Moms, in jail for minor offenses, bailed out for Mother's Day

- This Mother's Day, some local women are getting the gift of a lifetime: Their freedom. A Bay Area advocacy group raised bail money for moms with low-level offenses as part of a national movement called "Bail Out Day."

The Bay Area Dream Defenders said they worked with local attorneys and bail bondsmen to find women who, in most circumstances, wouldn't be sitting in jail waiting months for a trial -- if they weren't low-income citizens.

Tanisha Bynum couldn't hold back her tears of joy at Chief's Creole Café in St. Petersburg on Thursday, where four women celebrated being bailed out of the Pinellas County Jail thanks to donations. 

"It kind of feels surreal at this moment, because yesterday I was sitting in this little cell, on this metal bunk with this thin mat, like 'Man, I need a miracle,'" she recalled.

Bynum is a mother to four children, ranging in ages from 2 to 8 years old. She was put in jail for a traffic citation and then sat behind bars for three weeks.

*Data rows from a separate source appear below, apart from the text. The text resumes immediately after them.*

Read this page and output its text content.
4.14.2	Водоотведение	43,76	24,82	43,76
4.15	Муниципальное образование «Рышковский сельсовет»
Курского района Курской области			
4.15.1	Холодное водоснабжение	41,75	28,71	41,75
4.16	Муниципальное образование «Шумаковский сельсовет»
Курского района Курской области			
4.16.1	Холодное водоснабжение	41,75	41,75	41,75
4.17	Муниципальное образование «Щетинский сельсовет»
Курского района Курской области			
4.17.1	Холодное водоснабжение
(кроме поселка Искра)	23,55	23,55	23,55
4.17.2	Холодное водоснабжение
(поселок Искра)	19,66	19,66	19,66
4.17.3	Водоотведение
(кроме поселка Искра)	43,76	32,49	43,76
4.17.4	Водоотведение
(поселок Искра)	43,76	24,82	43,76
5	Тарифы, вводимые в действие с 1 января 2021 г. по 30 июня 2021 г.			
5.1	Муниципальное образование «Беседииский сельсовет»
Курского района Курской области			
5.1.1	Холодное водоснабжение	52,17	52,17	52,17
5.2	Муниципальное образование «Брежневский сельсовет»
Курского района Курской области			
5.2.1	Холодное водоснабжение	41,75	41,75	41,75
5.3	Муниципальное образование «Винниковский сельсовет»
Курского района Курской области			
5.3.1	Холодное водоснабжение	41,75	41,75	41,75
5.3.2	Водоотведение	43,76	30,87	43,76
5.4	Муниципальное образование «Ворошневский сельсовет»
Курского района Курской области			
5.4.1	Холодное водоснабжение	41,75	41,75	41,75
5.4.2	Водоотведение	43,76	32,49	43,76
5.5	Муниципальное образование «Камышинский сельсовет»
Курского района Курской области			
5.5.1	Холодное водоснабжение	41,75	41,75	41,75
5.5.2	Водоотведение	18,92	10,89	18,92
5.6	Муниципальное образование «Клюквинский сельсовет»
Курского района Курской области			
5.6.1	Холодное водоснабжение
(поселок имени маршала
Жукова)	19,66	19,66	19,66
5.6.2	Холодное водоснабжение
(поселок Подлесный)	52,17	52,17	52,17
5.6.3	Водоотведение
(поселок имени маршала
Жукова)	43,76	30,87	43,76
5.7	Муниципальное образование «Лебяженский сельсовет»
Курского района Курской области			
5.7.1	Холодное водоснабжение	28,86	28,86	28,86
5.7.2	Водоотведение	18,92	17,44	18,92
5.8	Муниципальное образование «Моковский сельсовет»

"I was actually going to the beach. I got into a car wreck. I had a previous traffic ticket, which I did fail to appear in court because I don't live in Florida anymore. I live in Alabama," she explained.

That failed appearance meant a warrant was put out for her arrest and her bail was set high -- at $10,000.
With no money to pay it, she had no way to get out.

"When people of color who are disproportionately affected by poverty get roped into the system, it's hard for them to get out because the money bail system continues to kind of trap them in," explained Dream Defenders director Chardonney Singleton.

The Tampa Bay Area Dream Defenders came to the aid of Bynum and three other women, raising $25,000 to pay their bail money in full. They say mothers with minor offenses are better served at home, teaching their children not to make the same mistakes, rather than sitting in a jail cell.

"[The] school-to-prison pipeline is real. If you don't have a mom in your household to protect you, to make sure you're coming home to do your homework every day, it creates a whole set of dangers and opportunities for folks to take advantage and wrap their children up in the system," Singleton explained.

And the support for these women won't stop after their bail out.

"We are still working with them, as far as trying to get them into different programs to get them to turn around, however, we can be of assistance," Singleton said.

But first, their focus is on letting women like Bynum enjoy their first weekend of freedom with the people who love them the most -- their children.

"Uh, I miss them! And I still have to get to Alabama to [see] them!" Bynum said with excitement.

Organizers with Dream Defenders say they're not done yet. They are still raising money and plan to come back to the Pinellas County Jail on Friday and bail more mothers out of jail.